Focusing on individual OKRs
According to HBR, OKRs encourage employees to set binary goals that are simple to evaluate but do not indicate whether they have a positive or negative influence on business performance.
Here’s how it may look in practice:
Goal: Improve my coding abilities and earn a mid-level software developer rating by the end of Q2 2021.
Key Result: Take three courses on the most recent programming languages.
Key Result: Read ten books on being a superb software developer.
Key Result: I received my DevOps professional certification.
Can you determine how this person’s efforts affect business performance? Hell no.
Suppose you consider OKRs as an HR tool. In that case, they become monotonous and stop being useful to anybody other than the employee—this affects the team direction and becomes the starting point of slow strategic deviation.
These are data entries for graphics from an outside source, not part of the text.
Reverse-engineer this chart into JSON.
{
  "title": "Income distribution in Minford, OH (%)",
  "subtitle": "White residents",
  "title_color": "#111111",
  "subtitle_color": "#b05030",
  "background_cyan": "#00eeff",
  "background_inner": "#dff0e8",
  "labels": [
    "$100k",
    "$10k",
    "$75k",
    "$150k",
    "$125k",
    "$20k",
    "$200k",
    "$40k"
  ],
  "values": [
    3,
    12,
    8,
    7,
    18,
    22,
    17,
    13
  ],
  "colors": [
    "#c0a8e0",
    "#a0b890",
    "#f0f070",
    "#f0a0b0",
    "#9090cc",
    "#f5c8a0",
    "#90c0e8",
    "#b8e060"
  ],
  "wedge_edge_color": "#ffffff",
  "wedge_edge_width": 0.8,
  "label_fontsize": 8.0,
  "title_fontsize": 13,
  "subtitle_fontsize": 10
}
“The improper approach to OKRs can destroy productivity and effectiveness, as well as foster scepticism among teams involved in the deployment of a new process or system. Most significantly, it can squander a significant amount of time and energy while producing poor organisational outcomes.” – Dr PV Siddharth – CEO – Golden Gate Properties.
Most firms eventually realise that individual OKRs are reducing overall productivity and are compelled to reconsider their performance approach.
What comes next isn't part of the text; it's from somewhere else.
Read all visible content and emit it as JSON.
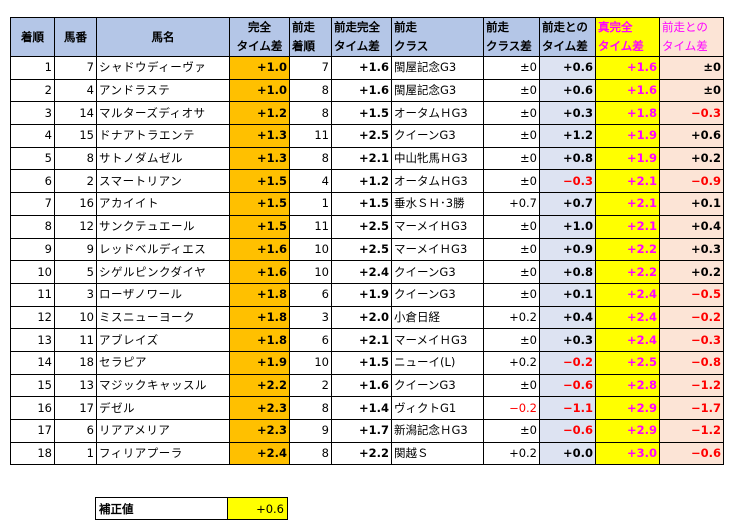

Take a peek at Spotify. They decided to discontinue utilising employee OKRs since they slowed them down. When their OKRs changed at the corporate level, it required too much time and effort to update OKRs at all levels of the organisation.
This is a no-no if you need to move quickly to surpass your competitors.
While OKRs are useful on a larger scale, they become less effective on a smaller scale.
Leaders believe OKRs function the same way for everyone (spoiler: they don’t).
Just because Google popularised OKRs does not imply they will work for you. You must analyse the industry in which your organisation works.
Assume you operate a food manufacturing firm that aims to expand into a new region. You need to invest in real estate, machinery, materials, production, sales, and distribution.
Strategic planning in this context necessitates a long-term perspective. Because the standard OKR structure focuses on quarterly goals, your company may fail to meet its objectives using this technique.
“Organisations and leaders are unaware that the OKR framework was initially created for short intervals (rhythm), often quarterly, strategy execution method. Most CEOs create three to five-year strategic plans and expect the OKR framework to function the same way. – Adithi Reddy – COO – Cullinan Creative Concepts
OKRs should be used by your organization’s maturity level. OKRs should be beneficial rather than detrimental. Even Google no longer uses OKRs in the same way it did in the beginning.
In 2019, CEO Sundar Pichai removed quarterly OKRs, opting to “focus solely on annual OKRs with quarterly progress reports.” This turn fits Google’s now-stable organisation, allowing it to spend less time planning and more time on long-term projects. As the organisation grew, management recognised the need for a new strategy.
It demonstrates that the framework should not constrain us. It is adaptable, not just to changes in the external environment, but also to the current state of your organisation.